Милиционера Митрошина не просто не любили, его ненавидели.
Своей колоритной внешностью он напоминал былинных русских богатырей. Рост два метра и почти четыре сантиметра. Вес соответствующий, килограммов полтораста, не меньше (а если зимой, в тулупе, в валенках, да еще при полной амуниции – и все двести кило потянет!). Вечно насупленные густые брови, гигантский нос-картошка и красный цвет лица. В довершение к портрету можно добавить лопатообразные ручищи. Одним словом, как сказал классик, «руки – крюки, морда – ящиком». И если внешний вид участкового вызывал довольно отталкивающее впечатление, то характер – крайнюю степень человеконенавистничества. Словно он, Митрошин, когда-то давным-давно решил: его не любят – хорошо, посмотрим, он будет платить людям тем же…
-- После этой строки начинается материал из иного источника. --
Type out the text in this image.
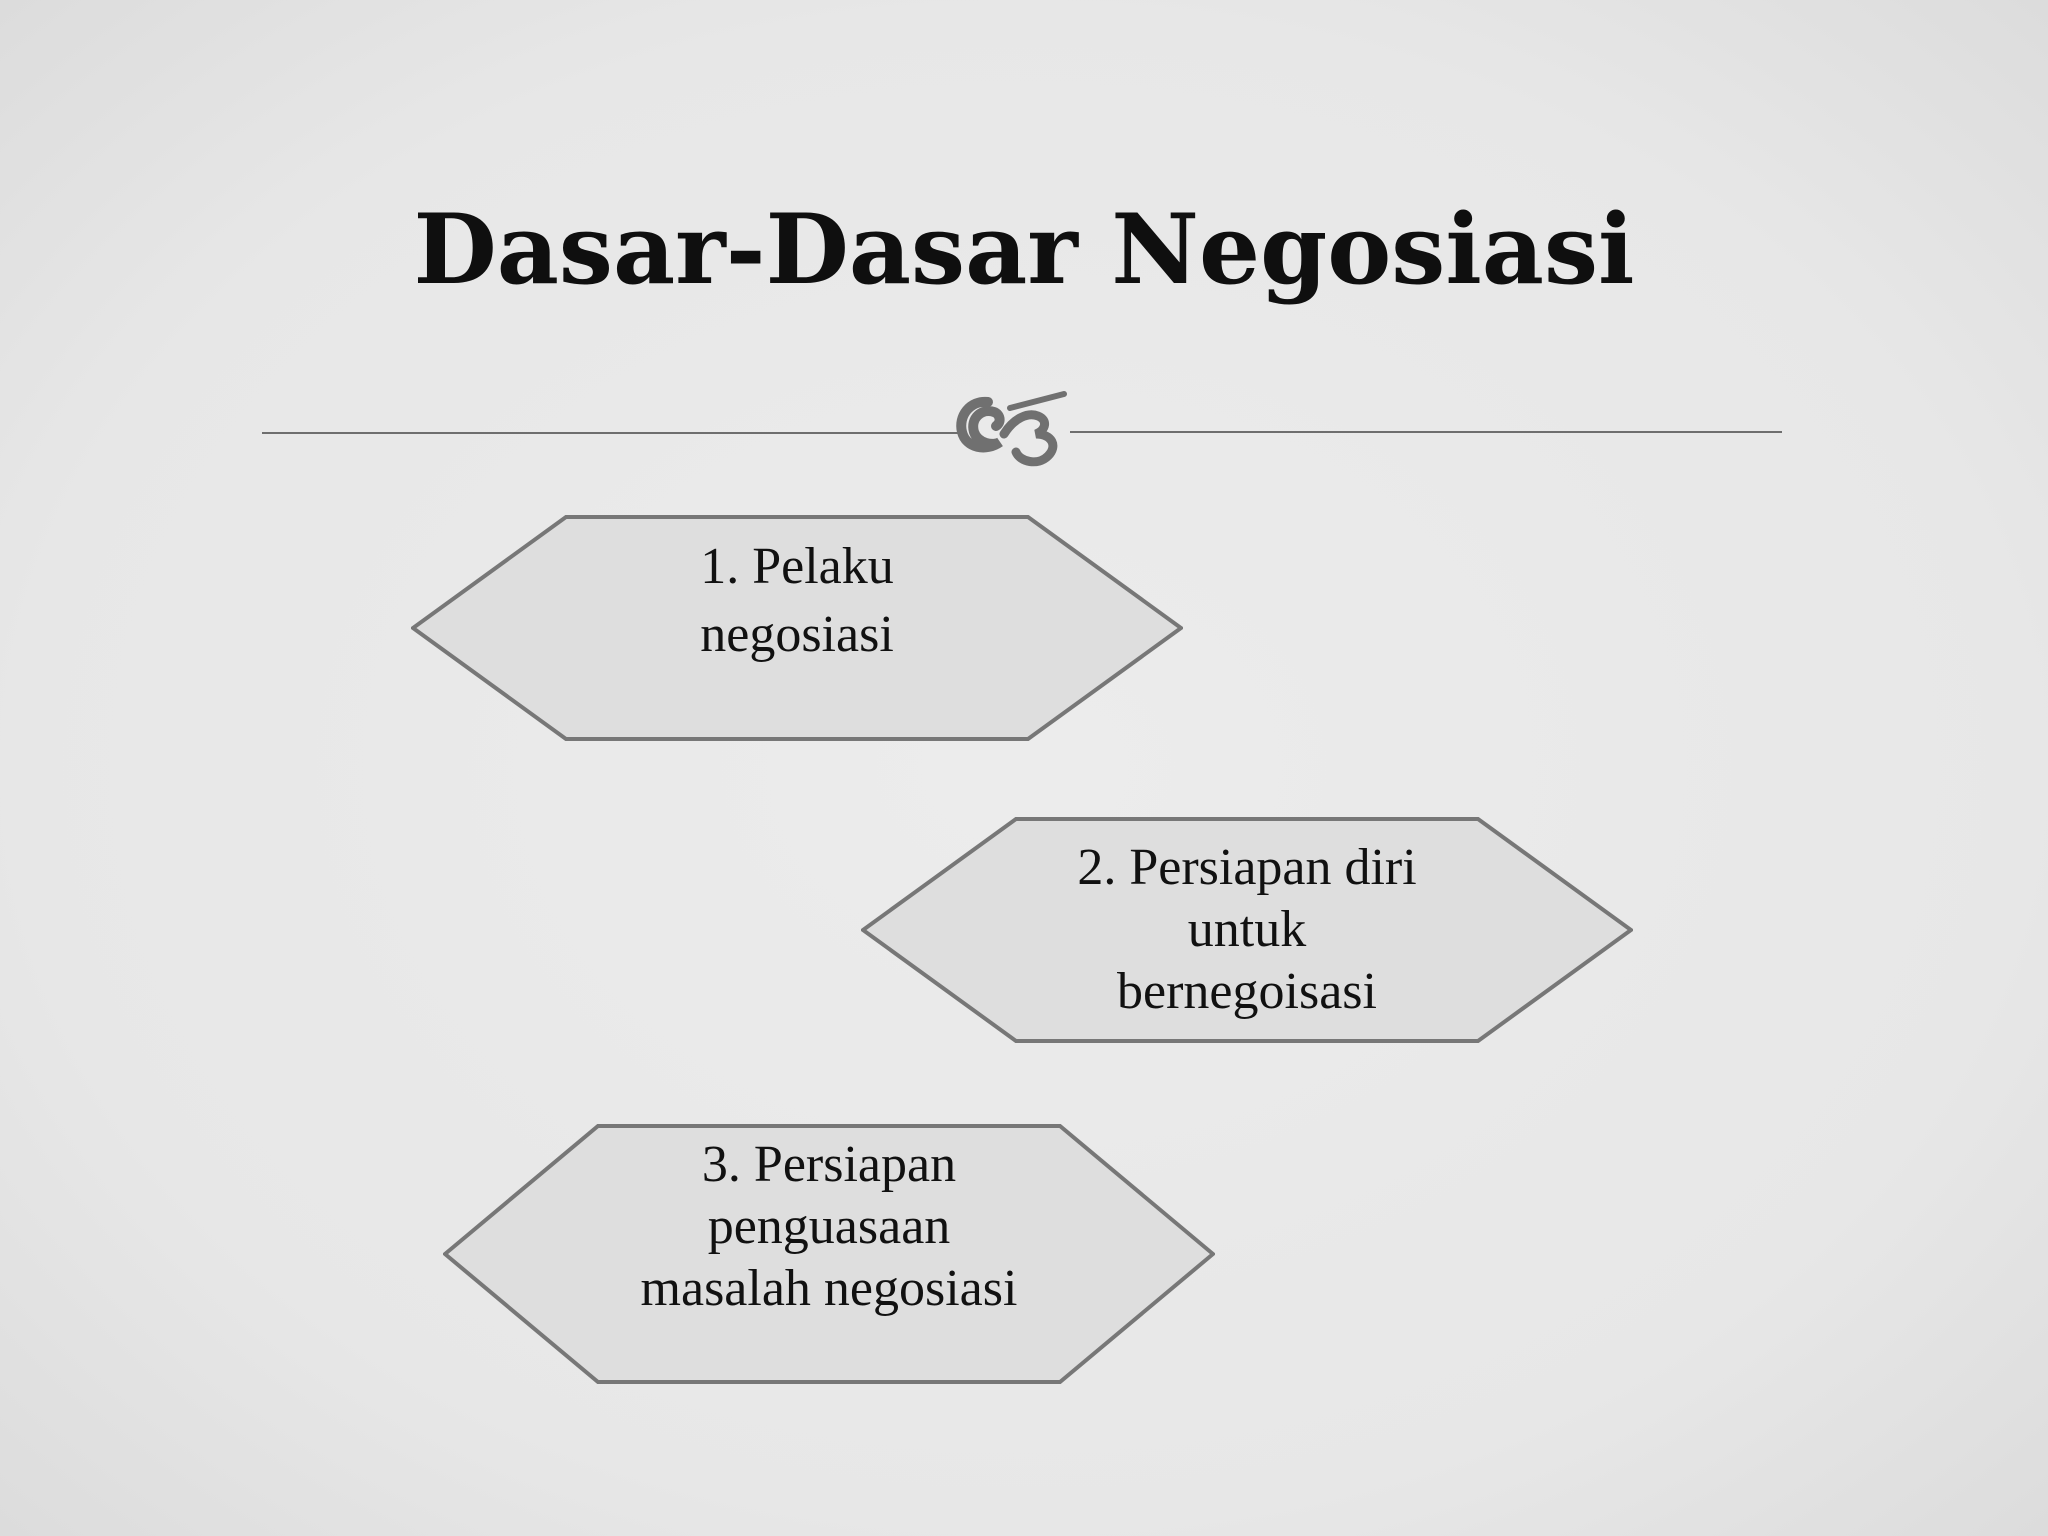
Dasar-Dasar Negosiasi
1. Pelaku
negosiasi
2. Persiapan diri
untuk
bernegoisasi
3. Persiapan
penguasaan
masalah negosiasi
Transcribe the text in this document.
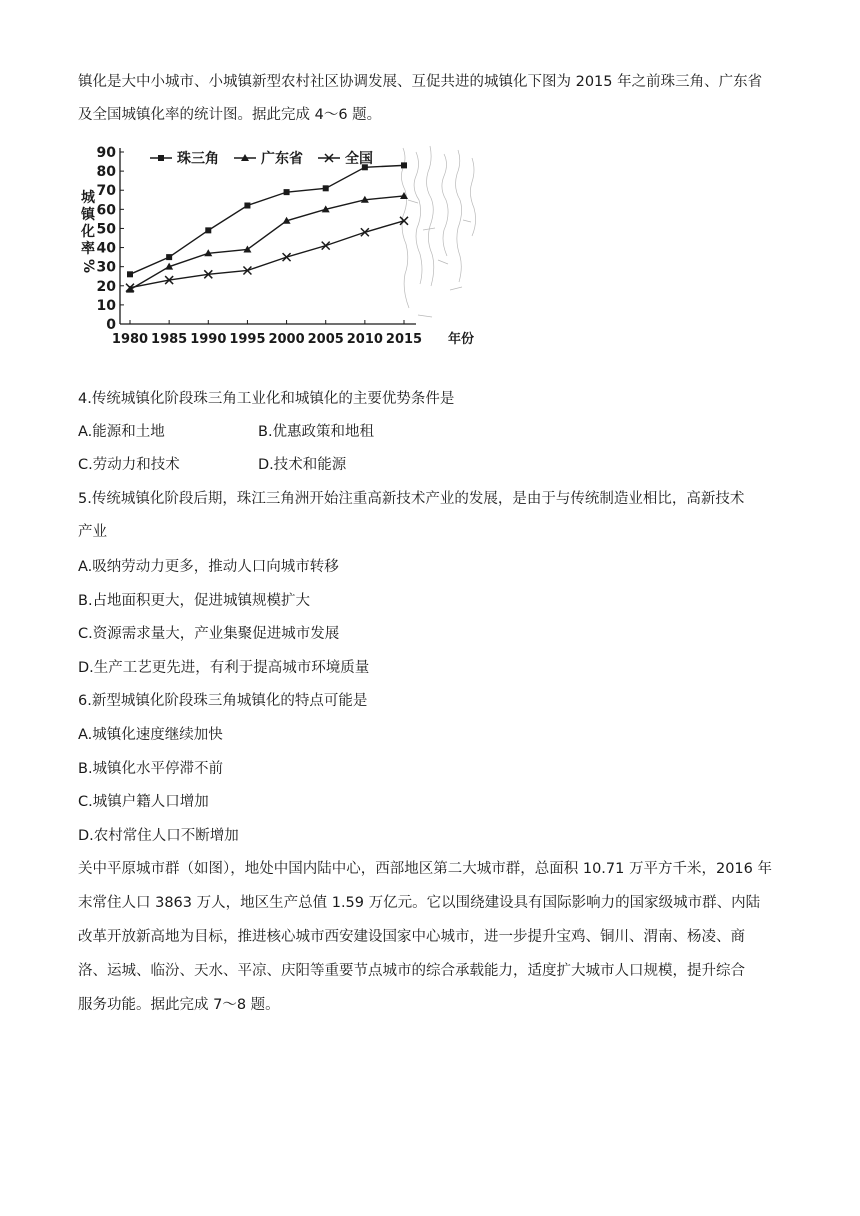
镇化是大中小城市、小城镇新型农村社区协调发展、互促共进的城镇化下图为 2015 年之前珠三角、广东省
及全国城镇化率的统计图。据此完成 4～6 题。
0
10
20
30
40
50
60
70
80
90
1980 1985 1990 1995 2000 2005 2010 2015
珠三角	广东省	全国
城
镇
化
率
%
年份
4.传统城镇化阶段珠三角工业化和城镇化的主要优势条件是
A.能源和土地	B.优惠政策和地租
C.劳动力和技术	D.技术和能源
5.传统城镇化阶段后期，珠江三角洲开始注重高新技术产业的发展，是由于与传统制造业相比，高新技术
产业
A.吸纳劳动力更多，推动人口向城市转移
B.占地面积更大，促进城镇规模扩大
C.资源需求量大，产业集聚促进城市发展
D.生产工艺更先进，有利于提高城市环境质量
6.新型城镇化阶段珠三角城镇化的特点可能是
A.城镇化速度继续加快
B.城镇化水平停滞不前
C.城镇户籍人口增加
D.农村常住人口不断增加
关中平原城市群（如图），地处中国内陆中心，西部地区第二大城市群，总面积 10.71 万平方千米，2016 年
末常住人口 3863 万人，地区生产总值 1.59 万亿元。它以围绕建设具有国际影响力的国家级城市群、内陆
改革开放新高地为目标，推进核心城市西安建设国家中心城市，进一步提升宝鸡、铜川、渭南、杨凌、商
洛、运城、临汾、天水、平凉、庆阳等重要节点城市的综合承载能力，适度扩大城市人口规模，提升综合
服务功能。据此完成 7～8 题。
Участковый будто мстил окружающим за эту нелюбовь. Например, поймает старушек, торгующих семечками возле магазина, и давай над ними изгаляться:
– Ну что, буржуйки недобитые, попались?
– Да мы, Иваныч, не буржуйки…
– Ха! А кто же?
– Так, стоим просто…
– Ну-ну… Значит, стоите просто. А это что? – В голосе участкового звучит уставной металл. – Ведь торгуете?
А что тут ответишь, раз попались. Вон они, сумки-то проклятые, прямо здесь, под ногами. Как с сумками семидесятитрехлетней убежать? Как же теперь от них отвертишься? Но вертеться нужно, вот ведь жизнь настала, так ее растак!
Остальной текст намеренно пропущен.